On days like last week, where gold was once again making new lows, and where it feels like the yellow metal won't stop until it hits zero, you may need the fortitude of Charlton Heston to hang on to your precious metals investments. You will recall that Mr. Heston told a crowd interested in another investment popular in recent years (firearms) that you would have to pry said investment out of his cold dead hands. I certainly feel the same way about gold, silver, and mining stocks. But my beliefs or preferences don't matter much when dealing with a multi-trillion dollar market dominated at the moment by the bears.
However, for those who believe all is lost in gold, silver, or mining stocks I need to remind you that broken parabolas do not mean the bull is dead. People always seem to remember the 1929 crashes, without also remembering the mid-1930s, where stocks did rise from the dead. More recently, in the last decade the Nasdaq Composite crashed nearly 75% (and I believe Apple stock was below 9 dollars), before that index took a swing higher of nearly 300% and Apple went on to make many people rich.
As I wrote in early 2012 regarding the Silver Parabola, the price of silver took three years to be cut in half from 1968 to 1971 before rocketing higher 20 times in less than 7 years. Any veteran junior explorer investor will tell you stories of companies that went from 1 dollar to 5 cents and then back to a dollar on their way to 10 dollars as a reminder that volatility, like broken parabolas, don’t have to mean the end of your investment thesis. The question is whether or not you as a speculator/ investor have the fortitude to withstand the pain of months, days, and years like what we have seen recently in the precious metals space. I certainly hope you do.
It is also the case that bears and shorts make money, and those with a negative view of bullion prices have certainly had the wind at their backs these past 2 years. For those living on the bearish side of the street, here are some downward price targets for you for gold and silver.
The Case for 900 Dollar Gold
In the 1970s bull market, the gold price pulled back roughly 50% from 1975 through 1976. So even if the gold bull market is not over, we could still see a 50% decline from the 2011 peak, or roughly 900-950 dollar gold.
The Case for 500 Dollar Gold
According to many sources, investment demand for retail ETF products has crashed over the last year, with gold ETF holdings at levels not seen since at least 2010, if not 2009 (depending on how you count the stockpiles).
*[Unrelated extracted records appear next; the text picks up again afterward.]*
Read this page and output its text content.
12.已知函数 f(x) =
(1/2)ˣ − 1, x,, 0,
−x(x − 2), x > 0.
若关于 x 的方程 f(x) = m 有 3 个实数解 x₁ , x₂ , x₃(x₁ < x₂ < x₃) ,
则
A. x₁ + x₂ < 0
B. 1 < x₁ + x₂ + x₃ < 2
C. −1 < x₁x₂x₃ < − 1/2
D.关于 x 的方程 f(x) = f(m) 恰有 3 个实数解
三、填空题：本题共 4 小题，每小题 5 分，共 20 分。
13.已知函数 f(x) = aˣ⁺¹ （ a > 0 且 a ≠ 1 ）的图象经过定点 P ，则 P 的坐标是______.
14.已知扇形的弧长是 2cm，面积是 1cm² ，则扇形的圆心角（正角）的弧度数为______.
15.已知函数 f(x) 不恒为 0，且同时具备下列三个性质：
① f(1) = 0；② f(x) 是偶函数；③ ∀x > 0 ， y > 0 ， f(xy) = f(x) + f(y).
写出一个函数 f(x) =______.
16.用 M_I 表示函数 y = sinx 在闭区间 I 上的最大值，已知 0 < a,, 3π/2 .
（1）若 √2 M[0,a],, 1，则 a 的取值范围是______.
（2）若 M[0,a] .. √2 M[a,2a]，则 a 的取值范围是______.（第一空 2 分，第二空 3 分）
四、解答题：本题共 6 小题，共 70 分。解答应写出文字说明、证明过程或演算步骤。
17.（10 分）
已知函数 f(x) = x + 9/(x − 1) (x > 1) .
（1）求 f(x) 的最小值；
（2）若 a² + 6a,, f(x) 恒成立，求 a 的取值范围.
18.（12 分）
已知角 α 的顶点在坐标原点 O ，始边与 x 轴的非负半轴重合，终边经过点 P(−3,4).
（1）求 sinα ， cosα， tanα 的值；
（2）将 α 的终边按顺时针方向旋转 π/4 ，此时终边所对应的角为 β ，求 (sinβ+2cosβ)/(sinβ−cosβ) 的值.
If this is the beginning of a reversal in terms of official or central bank interest in gold as well, and if we are in the beginning of a secular bull market both in the equity markets and in the dollar, then a case can be made that gold will reprise its early 1980s price performance. That was a decline, depending on how you measure price (daily, weekly, or monthly) of between 60 and 75%. We should therefore not expect gold to bottom until roughly 500 dollars an ounce.
The Case for Silver Below 10 Dollars
If the above is true regarding a 1980-1982 type event for gold, then the pain for us silver bugs will be even greater. The downside target for silver bullion would be somewhere below 10 dollars. You think it can’t happen? Well, silver hit these levels less than 5 years ago. Of course at 10 or 5 dollars an ounce, I don’t think many primary silver mines would exist, so possibly 30% of global mine supply would vanish (not including problems for secondary silver producers.) The crash in mine supply without a major world depression would be a major catalyst for silver rocketing back closer to its total cost of production—which I believe is far higher than advertized. Likely north of 20 dollars an ounce as the all-in cost of mining silver. So I wouldn’t expect single digit silver to last for long, but it just might happen.
But to go back to my earlier comment about parabolas, a 75% gold or silver crash may not mean all is lost, at least as long as you don’t let the mind game that is the market win out. Besides gold and silver, several other commodities (most notably sugar in the 1960s) experienced 60% plus declines before moving on to new all time highs. Investors always remember the crashes. Just like investors always say they buy low and sell high, or that they are in it for the long term. Many claim more ability than they possess. For anyone who has made a decent sized investment in the precious metals space, history is not necessarily comforting in the short term, but I still believe—for all sorts of reasons—that history is on your side for the long term.